Dalam menentukan suatu tahun apakah merupakan tahun kabisat atau bashitoh, maka langkah yang harus dilalui adalah sebagai berikut :
- Tentukan Tahun yang akan dicari kemudian dibagi empat.
- Setelah dibagi 4, jika tahun tersebut habis dibagi 4 maka disebut tahun kabisat, dan tidak habis dibagi 4 maka disebut tahun basithoh.
- Khusus untuk tahun-tahun abad, maka harus dibagi 400, jika habis dibagi 400 mka disebut kabisat, jika tidak habis dibagi 400 maka disebut tahun bashitoh.
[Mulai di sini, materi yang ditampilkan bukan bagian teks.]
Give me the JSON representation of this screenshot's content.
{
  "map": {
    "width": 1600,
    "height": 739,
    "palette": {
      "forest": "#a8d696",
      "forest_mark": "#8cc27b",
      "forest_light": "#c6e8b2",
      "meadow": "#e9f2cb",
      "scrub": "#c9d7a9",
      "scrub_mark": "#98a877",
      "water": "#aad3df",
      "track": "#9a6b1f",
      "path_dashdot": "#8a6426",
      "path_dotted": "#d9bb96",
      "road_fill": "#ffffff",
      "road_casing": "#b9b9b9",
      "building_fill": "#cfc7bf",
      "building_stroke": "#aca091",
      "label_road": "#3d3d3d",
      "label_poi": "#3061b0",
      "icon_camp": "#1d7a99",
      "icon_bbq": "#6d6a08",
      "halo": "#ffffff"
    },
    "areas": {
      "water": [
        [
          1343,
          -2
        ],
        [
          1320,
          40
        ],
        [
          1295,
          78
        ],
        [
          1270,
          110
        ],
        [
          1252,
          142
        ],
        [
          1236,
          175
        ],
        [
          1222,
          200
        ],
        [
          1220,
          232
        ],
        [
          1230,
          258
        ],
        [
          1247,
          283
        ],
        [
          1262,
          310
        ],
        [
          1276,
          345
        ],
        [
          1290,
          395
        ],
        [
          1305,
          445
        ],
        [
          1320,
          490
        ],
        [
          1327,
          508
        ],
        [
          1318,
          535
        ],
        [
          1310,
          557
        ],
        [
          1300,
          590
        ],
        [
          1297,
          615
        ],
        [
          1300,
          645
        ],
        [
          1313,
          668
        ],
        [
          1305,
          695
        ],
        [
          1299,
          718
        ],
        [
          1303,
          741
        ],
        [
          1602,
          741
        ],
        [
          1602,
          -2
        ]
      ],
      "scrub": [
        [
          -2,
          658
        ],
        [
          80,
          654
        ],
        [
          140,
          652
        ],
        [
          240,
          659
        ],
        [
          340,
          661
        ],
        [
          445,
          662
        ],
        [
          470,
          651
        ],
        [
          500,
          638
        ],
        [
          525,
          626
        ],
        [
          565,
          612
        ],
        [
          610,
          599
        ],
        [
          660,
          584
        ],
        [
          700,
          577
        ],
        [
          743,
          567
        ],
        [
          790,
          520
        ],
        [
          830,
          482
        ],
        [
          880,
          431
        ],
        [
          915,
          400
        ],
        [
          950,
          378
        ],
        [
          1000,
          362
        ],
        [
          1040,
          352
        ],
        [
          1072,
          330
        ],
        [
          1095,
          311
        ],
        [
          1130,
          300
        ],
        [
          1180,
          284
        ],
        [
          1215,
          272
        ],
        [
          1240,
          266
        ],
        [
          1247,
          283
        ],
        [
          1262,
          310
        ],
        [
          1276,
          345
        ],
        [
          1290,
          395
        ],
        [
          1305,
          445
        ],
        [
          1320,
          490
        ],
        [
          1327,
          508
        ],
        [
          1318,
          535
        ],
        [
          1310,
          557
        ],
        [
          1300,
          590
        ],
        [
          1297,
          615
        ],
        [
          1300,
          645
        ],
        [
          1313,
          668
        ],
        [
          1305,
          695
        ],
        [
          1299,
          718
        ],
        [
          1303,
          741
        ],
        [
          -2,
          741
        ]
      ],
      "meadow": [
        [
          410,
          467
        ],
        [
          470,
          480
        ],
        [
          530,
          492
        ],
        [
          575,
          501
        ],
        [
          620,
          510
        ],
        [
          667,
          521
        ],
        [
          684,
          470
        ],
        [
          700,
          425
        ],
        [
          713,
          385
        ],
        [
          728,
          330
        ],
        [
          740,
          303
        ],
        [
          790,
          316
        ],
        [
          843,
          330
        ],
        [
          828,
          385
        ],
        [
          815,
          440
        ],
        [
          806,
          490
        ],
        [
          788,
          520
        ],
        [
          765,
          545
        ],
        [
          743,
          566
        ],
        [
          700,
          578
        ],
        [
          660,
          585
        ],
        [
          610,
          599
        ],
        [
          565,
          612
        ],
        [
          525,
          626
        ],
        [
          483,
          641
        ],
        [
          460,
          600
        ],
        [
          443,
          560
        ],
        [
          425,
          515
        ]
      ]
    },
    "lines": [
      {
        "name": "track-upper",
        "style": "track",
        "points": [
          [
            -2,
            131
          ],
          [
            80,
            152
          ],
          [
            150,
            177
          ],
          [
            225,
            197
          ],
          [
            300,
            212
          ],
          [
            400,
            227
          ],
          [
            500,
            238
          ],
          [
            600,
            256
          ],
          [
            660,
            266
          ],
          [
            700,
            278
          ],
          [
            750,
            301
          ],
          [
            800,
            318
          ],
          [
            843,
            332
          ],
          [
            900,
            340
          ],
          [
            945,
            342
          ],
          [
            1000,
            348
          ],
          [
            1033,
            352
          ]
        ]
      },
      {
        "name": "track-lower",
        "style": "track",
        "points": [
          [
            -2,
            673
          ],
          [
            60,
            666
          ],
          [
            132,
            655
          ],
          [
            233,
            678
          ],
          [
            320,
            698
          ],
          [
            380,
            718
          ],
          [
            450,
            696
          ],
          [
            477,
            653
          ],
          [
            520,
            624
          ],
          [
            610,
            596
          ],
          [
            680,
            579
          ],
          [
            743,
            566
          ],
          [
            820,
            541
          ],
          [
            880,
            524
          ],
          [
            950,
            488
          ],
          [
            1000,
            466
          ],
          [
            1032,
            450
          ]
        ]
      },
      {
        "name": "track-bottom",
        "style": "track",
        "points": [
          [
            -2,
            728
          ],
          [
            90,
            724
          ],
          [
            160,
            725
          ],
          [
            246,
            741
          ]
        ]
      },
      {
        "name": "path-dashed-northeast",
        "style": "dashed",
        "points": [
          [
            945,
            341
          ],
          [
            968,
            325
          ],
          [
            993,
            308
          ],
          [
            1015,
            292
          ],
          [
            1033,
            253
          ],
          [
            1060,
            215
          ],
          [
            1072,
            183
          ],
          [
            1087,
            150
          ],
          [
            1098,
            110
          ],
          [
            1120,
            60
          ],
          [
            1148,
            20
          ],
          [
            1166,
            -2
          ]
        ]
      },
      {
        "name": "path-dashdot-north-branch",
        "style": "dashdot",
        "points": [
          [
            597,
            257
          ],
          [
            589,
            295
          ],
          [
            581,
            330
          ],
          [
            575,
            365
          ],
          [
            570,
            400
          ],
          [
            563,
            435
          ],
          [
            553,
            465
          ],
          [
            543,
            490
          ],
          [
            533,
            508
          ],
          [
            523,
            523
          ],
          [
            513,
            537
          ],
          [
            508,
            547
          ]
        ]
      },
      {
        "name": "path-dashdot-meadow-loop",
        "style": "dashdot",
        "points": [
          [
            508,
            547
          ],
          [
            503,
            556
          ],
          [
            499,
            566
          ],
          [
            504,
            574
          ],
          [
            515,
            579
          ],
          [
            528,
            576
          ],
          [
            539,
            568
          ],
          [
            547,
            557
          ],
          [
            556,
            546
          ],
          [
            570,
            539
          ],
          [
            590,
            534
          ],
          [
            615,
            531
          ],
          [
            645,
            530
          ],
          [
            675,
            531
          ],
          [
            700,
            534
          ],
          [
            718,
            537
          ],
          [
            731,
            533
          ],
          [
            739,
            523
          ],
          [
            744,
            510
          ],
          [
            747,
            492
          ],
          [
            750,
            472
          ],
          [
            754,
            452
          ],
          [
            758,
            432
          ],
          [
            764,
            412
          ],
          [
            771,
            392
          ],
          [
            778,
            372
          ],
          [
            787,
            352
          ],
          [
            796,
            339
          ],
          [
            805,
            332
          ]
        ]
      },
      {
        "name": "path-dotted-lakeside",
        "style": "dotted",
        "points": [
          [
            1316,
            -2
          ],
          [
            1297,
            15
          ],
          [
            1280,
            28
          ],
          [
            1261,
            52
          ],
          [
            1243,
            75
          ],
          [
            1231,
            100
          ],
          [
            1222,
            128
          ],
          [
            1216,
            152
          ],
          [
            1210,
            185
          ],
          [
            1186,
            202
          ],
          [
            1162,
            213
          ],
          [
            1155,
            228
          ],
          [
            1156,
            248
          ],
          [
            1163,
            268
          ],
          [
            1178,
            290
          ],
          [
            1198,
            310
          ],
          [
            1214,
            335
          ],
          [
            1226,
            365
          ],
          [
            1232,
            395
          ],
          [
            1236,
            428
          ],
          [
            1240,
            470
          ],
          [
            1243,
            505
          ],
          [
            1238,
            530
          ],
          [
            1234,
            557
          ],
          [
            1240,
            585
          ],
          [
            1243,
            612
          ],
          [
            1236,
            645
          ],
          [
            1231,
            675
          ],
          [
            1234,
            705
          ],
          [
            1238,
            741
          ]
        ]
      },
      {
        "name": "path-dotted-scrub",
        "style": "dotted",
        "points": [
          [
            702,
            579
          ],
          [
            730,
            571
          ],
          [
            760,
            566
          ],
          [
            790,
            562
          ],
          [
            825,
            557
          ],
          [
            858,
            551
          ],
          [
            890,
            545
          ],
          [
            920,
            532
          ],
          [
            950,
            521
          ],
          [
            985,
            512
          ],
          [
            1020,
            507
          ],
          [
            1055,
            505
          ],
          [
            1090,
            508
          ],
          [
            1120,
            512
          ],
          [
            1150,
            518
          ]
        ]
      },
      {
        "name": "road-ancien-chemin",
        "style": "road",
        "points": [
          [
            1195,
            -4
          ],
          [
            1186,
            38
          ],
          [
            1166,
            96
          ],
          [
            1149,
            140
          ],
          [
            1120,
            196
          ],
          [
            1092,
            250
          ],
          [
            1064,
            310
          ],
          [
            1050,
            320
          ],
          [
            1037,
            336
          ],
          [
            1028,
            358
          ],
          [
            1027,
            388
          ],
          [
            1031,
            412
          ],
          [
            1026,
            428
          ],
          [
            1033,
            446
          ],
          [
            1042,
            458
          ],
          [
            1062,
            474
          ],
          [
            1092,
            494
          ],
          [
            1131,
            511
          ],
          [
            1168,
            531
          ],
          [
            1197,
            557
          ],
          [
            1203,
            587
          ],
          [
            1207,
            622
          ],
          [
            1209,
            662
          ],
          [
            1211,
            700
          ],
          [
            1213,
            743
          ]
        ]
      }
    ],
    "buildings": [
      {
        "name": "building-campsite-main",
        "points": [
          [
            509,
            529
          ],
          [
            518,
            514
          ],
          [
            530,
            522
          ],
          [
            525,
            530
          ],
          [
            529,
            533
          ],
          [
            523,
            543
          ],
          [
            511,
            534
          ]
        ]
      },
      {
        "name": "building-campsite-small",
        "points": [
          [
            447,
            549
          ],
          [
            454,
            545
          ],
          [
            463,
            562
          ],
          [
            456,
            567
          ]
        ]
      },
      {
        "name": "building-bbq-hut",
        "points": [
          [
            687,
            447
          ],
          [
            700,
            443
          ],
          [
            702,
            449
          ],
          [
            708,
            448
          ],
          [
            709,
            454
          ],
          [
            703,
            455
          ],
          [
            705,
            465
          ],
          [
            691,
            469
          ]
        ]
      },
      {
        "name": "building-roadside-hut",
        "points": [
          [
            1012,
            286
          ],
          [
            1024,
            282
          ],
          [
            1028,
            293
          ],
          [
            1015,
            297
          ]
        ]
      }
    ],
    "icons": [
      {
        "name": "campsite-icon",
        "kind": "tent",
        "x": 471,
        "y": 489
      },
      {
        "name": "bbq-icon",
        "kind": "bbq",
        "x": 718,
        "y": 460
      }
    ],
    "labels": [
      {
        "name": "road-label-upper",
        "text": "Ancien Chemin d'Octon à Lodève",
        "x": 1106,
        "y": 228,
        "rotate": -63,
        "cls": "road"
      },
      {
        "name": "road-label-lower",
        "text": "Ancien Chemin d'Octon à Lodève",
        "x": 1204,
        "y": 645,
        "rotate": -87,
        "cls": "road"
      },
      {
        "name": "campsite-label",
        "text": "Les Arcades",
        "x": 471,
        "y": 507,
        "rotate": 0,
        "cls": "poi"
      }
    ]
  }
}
- Menentukan hari dan pasaran[14]
Untuk menentukan hari dan pasaran tanggal 1 januari suatu tahun dengan cara sebagai berikut :
- Tentukan tahun yang akan dihitung
- Hitunglah tahun tam, yaitu tahun yang dihitung dikurangi satu
- Hitunglah jumlah siklus selama tahun tam tersebut, yaitu interval (tahun tam : 4)
- Hitunglah tahun kelebihan dari sejumlah siklus tersebut
- Hitunglah jumlah hari selama siklus yang ada dengan dikalikan jumlah hari dalam 1 siklus (1461 hari)
- Hitunglah jumlah hari dari tahun kelebihan dengan dikalikan 365 hari
- Jumlahkan hari-hari tersebut dan tambahkan 1 hari (tanggal 1 januari)
- Kurangi dengan koreksi gregorian, yaitu 10 + … hari
- Jumlah hari yang didapat kemudian dibagi 7 untuk menentukan hari, kelebihan hasil dari pembagian tersebut merupakan hari yang dicari yang dihitung mulai hari sabtu. (sisa 1 = Sabtu; 2=Ahad, 3=Senin, 4=Selasa; 5=Rabu, 6=Kamis, 0=Jum’at)
- Jumlah hari yang didapat kemudian dibagi 5 untuk menentukan pasaran, kelebihan hasil dari pembagian tersebut merupakan hari yang dicari yang dihitung mulai hari sabtu. (sisa 1 = Sabtu; 2=Ahad, 3=Senin, 4=Selasa; 5=Rabu, 6=Kamis, 0=Jum’at)
- Setelah hari dan pasaran tanggal 1 januari ditemukan, maka untuk menentukan hari dan pasaran bulan selanjutnya dapat menggunakan tabel berikut. Namun sebelumnya harus diketahui terlebih dahulu apakah tahun tersebut basithoh atau kabisat.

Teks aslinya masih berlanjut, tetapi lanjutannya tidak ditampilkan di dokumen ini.